I was assuming that the offset is required by the atmel328 adc since it simply cannot read negative values. Having full wave rectifier how this affects the normal voltage reading, from software side?

I will for sure remove it when testing the emonLibCM library.

Thanks again!

That is correct. But as soon as the value exists in digital form, the offset need to be removed so that you have once more a signal that is centred on zero and swings equally positive and negative. You should be able to subtract 511 from the number, but in practice this won’t work because the offset is never exactly 511 (because the resistors are never exactly equal), therefore (in emonLibCM) we assume the wave is symmetrical so the offset is actually the average value, this is very easy and quick to calculate and we subtract it after calculating the rms value and the power (instead of the much slower process of subtracting or filtering each sample individually). If you have a full-wave rectified wave, the average value is not the number you need, so all the calculations are using the wrong numbers.

Also, if you have a full-wave rectified waveform, your power calculation will be wrong. How power is calculated is explained here: An Introduction to AC Power — OpenEnergyMonitor 0.0.1 documentation and the next few pages.

Great! Great! Got it!
Hey, may I ask you for a conformation. For one of my application I am usign the “.cpp” file of the original emonLib. I am usign “analogRead(inPinV)” function to get the already shifted input voltage that swings around 512. The question is, if I just use the variable available in cpp emonlib file, for reading the i put of adc, this fariable is not filtered somewhere in emonlib, correct? Because i assume that this is just the raw values, and it it is not filtered out.

If that is the case, I am planning of designing a software filter to fitler inPinV.
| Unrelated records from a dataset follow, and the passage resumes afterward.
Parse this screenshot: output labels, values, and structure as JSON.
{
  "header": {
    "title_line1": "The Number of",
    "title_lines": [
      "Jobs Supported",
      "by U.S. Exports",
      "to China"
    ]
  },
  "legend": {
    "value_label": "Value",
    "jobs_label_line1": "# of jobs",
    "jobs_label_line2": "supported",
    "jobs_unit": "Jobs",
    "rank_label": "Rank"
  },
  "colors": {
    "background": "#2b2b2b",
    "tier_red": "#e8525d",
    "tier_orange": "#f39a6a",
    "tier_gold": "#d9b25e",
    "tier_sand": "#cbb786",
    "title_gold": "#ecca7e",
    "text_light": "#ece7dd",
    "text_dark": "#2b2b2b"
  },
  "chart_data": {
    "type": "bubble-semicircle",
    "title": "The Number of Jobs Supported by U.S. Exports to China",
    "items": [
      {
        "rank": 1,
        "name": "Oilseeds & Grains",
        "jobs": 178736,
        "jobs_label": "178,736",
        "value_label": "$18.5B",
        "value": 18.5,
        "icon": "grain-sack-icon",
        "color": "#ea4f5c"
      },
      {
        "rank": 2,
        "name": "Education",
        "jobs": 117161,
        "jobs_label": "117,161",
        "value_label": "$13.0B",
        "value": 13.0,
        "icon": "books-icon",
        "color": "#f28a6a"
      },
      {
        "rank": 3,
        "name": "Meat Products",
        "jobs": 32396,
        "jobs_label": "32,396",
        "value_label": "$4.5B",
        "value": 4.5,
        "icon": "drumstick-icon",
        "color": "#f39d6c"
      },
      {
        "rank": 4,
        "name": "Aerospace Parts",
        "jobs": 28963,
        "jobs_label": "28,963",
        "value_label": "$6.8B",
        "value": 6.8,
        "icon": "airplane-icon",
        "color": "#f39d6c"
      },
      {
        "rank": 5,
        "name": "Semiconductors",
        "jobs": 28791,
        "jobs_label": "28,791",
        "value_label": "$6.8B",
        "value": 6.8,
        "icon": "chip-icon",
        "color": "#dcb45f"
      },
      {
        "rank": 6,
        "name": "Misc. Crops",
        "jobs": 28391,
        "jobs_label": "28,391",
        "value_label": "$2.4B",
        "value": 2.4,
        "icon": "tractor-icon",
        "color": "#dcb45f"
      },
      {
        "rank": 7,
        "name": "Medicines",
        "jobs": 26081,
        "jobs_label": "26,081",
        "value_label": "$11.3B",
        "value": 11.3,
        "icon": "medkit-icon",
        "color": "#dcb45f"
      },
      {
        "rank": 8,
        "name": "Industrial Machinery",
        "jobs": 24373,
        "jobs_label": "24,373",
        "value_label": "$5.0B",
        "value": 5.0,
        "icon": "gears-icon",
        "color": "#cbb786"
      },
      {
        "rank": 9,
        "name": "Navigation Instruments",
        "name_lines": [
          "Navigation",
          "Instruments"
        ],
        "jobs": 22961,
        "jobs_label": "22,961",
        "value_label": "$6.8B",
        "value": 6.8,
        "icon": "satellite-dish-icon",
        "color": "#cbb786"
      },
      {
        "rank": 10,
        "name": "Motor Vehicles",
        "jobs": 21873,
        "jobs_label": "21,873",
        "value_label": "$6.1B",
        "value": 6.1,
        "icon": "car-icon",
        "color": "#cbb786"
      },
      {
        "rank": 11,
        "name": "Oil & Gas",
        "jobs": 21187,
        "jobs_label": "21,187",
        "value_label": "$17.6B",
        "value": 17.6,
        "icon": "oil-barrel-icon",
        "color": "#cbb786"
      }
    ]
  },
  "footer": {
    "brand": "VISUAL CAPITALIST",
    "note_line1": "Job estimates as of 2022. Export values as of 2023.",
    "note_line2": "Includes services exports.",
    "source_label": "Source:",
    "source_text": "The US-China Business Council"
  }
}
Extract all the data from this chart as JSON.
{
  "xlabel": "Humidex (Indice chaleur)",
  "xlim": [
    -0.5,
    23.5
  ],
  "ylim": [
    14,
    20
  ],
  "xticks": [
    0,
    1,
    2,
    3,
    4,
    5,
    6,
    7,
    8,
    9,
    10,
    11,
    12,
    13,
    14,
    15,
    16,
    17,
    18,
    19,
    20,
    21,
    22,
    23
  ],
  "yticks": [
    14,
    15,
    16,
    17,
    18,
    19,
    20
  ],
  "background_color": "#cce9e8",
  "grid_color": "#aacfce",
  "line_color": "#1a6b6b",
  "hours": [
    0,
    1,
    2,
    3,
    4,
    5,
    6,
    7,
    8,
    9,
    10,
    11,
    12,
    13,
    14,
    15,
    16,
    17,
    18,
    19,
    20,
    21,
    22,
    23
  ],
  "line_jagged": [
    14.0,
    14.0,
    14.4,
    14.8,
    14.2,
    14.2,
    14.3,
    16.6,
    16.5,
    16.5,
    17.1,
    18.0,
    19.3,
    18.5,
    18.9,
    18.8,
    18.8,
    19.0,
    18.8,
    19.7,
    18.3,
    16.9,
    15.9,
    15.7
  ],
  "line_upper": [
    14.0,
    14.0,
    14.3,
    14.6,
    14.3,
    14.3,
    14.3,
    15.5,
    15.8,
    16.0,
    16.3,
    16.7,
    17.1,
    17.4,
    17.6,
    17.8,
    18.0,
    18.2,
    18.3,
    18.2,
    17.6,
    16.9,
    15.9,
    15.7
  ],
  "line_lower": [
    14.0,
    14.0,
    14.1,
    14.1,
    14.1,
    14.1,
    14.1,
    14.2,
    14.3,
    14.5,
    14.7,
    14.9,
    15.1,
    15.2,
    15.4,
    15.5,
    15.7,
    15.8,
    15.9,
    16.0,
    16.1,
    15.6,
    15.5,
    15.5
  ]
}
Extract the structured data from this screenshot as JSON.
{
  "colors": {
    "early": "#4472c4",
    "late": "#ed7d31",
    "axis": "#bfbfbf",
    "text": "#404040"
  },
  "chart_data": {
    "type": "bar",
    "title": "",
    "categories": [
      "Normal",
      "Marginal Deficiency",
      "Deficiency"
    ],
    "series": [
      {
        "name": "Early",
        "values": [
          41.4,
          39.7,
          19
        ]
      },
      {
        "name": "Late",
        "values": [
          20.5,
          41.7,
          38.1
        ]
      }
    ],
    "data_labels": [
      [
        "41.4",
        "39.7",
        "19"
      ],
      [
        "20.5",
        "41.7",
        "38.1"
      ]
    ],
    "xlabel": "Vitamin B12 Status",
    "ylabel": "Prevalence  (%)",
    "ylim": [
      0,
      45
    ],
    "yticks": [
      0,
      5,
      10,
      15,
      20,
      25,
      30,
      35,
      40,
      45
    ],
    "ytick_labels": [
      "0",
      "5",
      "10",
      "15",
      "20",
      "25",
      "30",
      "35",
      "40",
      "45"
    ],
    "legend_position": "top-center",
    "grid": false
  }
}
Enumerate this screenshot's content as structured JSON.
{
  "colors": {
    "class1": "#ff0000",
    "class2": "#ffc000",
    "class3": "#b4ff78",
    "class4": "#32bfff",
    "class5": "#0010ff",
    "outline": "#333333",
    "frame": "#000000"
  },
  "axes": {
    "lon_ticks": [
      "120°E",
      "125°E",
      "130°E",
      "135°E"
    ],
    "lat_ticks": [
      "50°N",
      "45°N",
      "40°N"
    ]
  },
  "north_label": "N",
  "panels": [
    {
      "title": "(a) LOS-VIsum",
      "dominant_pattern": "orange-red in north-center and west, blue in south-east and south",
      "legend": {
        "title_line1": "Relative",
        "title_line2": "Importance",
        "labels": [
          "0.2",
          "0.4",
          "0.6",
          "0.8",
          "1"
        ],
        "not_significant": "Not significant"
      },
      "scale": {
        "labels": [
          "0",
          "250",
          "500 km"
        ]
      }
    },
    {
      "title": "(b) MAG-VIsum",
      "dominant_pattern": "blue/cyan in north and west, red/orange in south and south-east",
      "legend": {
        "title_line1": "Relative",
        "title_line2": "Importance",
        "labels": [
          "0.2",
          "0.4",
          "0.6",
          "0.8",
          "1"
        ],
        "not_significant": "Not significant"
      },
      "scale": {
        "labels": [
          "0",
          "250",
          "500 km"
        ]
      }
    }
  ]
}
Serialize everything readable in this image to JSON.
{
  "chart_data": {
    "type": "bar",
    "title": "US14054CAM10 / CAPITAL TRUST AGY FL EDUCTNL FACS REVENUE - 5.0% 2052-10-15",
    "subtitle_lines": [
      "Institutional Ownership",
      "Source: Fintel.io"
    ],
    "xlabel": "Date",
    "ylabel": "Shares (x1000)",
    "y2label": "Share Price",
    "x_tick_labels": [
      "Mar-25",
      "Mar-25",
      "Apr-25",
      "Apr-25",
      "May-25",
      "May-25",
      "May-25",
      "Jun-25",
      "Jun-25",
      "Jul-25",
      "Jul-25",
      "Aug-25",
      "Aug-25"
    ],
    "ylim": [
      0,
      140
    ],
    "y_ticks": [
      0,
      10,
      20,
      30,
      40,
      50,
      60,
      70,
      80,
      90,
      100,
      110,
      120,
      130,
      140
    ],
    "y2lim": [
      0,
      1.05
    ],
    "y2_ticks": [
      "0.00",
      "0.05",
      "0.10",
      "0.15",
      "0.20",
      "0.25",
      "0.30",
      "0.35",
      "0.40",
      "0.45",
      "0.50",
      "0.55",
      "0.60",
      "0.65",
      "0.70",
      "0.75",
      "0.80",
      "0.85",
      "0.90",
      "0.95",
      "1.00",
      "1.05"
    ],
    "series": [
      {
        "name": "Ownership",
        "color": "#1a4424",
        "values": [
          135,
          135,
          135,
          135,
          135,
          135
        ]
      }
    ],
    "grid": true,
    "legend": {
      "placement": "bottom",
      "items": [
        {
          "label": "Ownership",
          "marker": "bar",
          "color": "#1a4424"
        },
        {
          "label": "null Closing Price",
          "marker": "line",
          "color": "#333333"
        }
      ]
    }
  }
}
sampleV is the variable which receives the voltage sample. you should not, and there is no need, to sample the voltage again with another analogRead(inPinV);

You are correct, 'sampleV` is not filtered, but it is not necessarily swinging about 512 - due to resistor tolerances, it might be centred on 508, or 515, or maybe even further from 512, It depends on the two resistors in the bias chain being exactly equal - to within 1 in 500, and this is not likely to be the case. This is why we must use a filter of some sort, otherwise the offset is an error. Provided the current offset is removed accurately, a voltage offset won’t affect the power, but it will affect the rms value of voltage, and you might see an error. I cannot say the same about current: because the smallest current you are likely to measure is about the same magnitude as the possible offset error, you will have a very significant error in low current readings.

Why? - there is already a filter - its output is in filteredV.